Extended Data Fig. 9 |. Hsp70 inhibits GR by binding the pre-Helix 1 region of GR.

a, After engaging with Hsp70/Hsp40, the GR_{pre-Helix 1} region exhibits protection from deuterium incorporation in a HD-exchange mass spectrometry (HDX-MS) experiment8. In the GR_{pre-Helix 1} region, there are Hsp70-binding sites predicted by two state-of-the-art algorithms (BiP Pred58 and ChaperISM59). b, Left, GRLBD crystal structure (PDB ID: 1M2Z) coloured by the change of deuterium uptake (HDX-MS data was retrieved from a previous study)8; green: protection from deuterium incorporation; yellow: positive deuterium uptake. Right, the detachment of the entire GR_{Helix 1} motif explains the positive deuterium uptake around the ligand-binding pocket. c, The protection from deuterium incorporation of the GR_{pre-Helix 1} region can be explained by the binding of Hsp70. Together b and c provide a molecular mechanism describing how Hsp70 can inhibit GR ligand binding. d, GR’s pre-Helix 1 remains bound to Hsp70C_SBD-β (red circles) in the loading complex. Left, the 6Å; low-pass filtered cryo-EM map of the loading complex. Right, atomic model with ribbon presentation.

Extended Data Fig. 10 |. The GR_pre-Helix1 strand is engaged with the client-loading Hsp70 (Hsp70C) in the GR-loading complex.

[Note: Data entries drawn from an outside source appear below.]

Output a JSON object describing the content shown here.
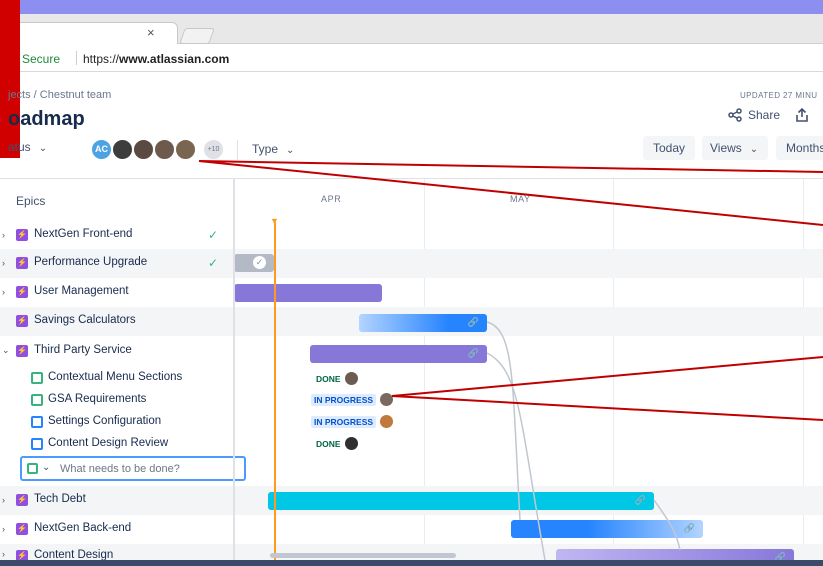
{
  "browser": {
    "url_secure": "Secure",
    "url_prefix": "https://",
    "url_domain": "www.atlassian.com",
    "tab_close": "×"
  },
  "page": {
    "breadcrumb": "jects / Chestnut team",
    "title": "oadmap",
    "updated": "UPDATED 27 MINU",
    "share_label": "Share"
  },
  "filters": {
    "status_label": "atus",
    "avatar_initials": "AC",
    "avatar_more": "+10",
    "type_label": "Type",
    "today_label": "Today",
    "views_label": "Views",
    "months_label": "Months"
  },
  "timeline": {
    "epics_header": "Epics",
    "months": [
      "APR",
      "MAY"
    ]
  },
  "epics": [
    {
      "label": "NextGen Front-end",
      "done": true
    },
    {
      "label": "Performance Upgrade",
      "done": true
    },
    {
      "label": "User Management",
      "done": false
    },
    {
      "label": "Savings Calculators",
      "done": false
    },
    {
      "label": "Third Party Service",
      "done": false
    }
  ],
  "children": [
    {
      "label": "Contextual Menu Sections",
      "status": "DONE",
      "type": "story"
    },
    {
      "label": "GSA Requirements",
      "status": "IN PROGRESS",
      "type": "story"
    },
    {
      "label": "Settings Configuration",
      "status": "IN PROGRESS",
      "type": "task"
    },
    {
      "label": "Content Design Review",
      "status": "DONE",
      "type": "task"
    }
  ],
  "new_issue": {
    "placeholder": "What needs to be done?"
  },
  "epics_bottom": [
    {
      "label": "Tech Debt"
    },
    {
      "label": "NextGen Back-end"
    },
    {
      "label": "Content Design"
    }
  ],
  "colors": {
    "epic_purple": "#904ee2",
    "bar_purple": "#8777d9",
    "bar_blue": "#2684ff",
    "bar_cyan": "#00c7e6",
    "done_green": "#36b37e",
    "today_orange": "#ff991f",
    "annotation_red": "#c00000"
  },
  "icons": {
    "share": "share-icon",
    "upload": "upload-icon",
    "link": "link-icon",
    "check": "check-icon",
    "chevron": "chevron-down-icon"
  }
}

a, The photoreactive cross-linker (pBpa) was placed at two positions in the GR_pre-Helix1 strand, residues before (GR^P517, sphere presentation) and after (GR^Q527, sphere representation) the predicted Hsp70-binding site (GR^519–526, stick representation). b, c, Whole fractions of GR-loading complex eluted from the size-exclusion column were exposed to UV using a gel imager (see also Methods). As expected, at both positions, cross-links between GR and Hsp70 were formed in the GR-loading complex, indicated by high molecular weight species. Left, SDS–PAGE stained with Coomassie blue. Middle, anti-Hsp70 Western blot. Right, anti-Hop Western blot. Data from (b, c) are from one experiment. Hsp70 cross-linking efficiency was higher for the GR^pBpa517position (b, middle) than for the GR^pBpa527 position (c, middle). It is likely because 1) the C-terminal end of the Hsp70-bound substrate tends to be flexible in the reverse binding mode, as indicated by high atomic B-factors and missing density from previously determined Hsp70 crystal structures with a reverse peptide bound (PDB ID: 4EZZ, 4EZQ, 4EZT, and 4EZY)60, and 2) GR⁵²⁷ is closer to Hop⁵⁴³ than Hsp70. In addition, the two positions were able to cross-link with Hop (b, c, right), indicating it is the client-loading Hsp70 that the GR_{pre-Helix 1} strand cross-linked with, rather than the scaffolding Hsp70. Note that although the GR⁵¹⁷position is not adjacent to Hop in the GR-loading complex model, we reasoned that the cross-link may be formed in the one-Hsp70 loading complex (b, right). These results demonstrate that it is the GR_{pre-Helix 1} strand bound to Hsp70C, supporting our structural model. d, e, Raw western blots from middle and right panels in b, c. Red pixels in the western blots shown indicate overexposure.

Data availability

The electron microscopy maps and atomic model have been deposited into the Electron Microscopy Data Bank (EMDB) and the PDB. The accession codes for the GR-loading complex are EMD-23050 and 7KW7. Focused maps used for model refinements were also deposited with accession codes denoted in Supplementary Table 2 (EMD-23051, EMD-23053, EMD-23054, EMD-23055 and EMD-23056).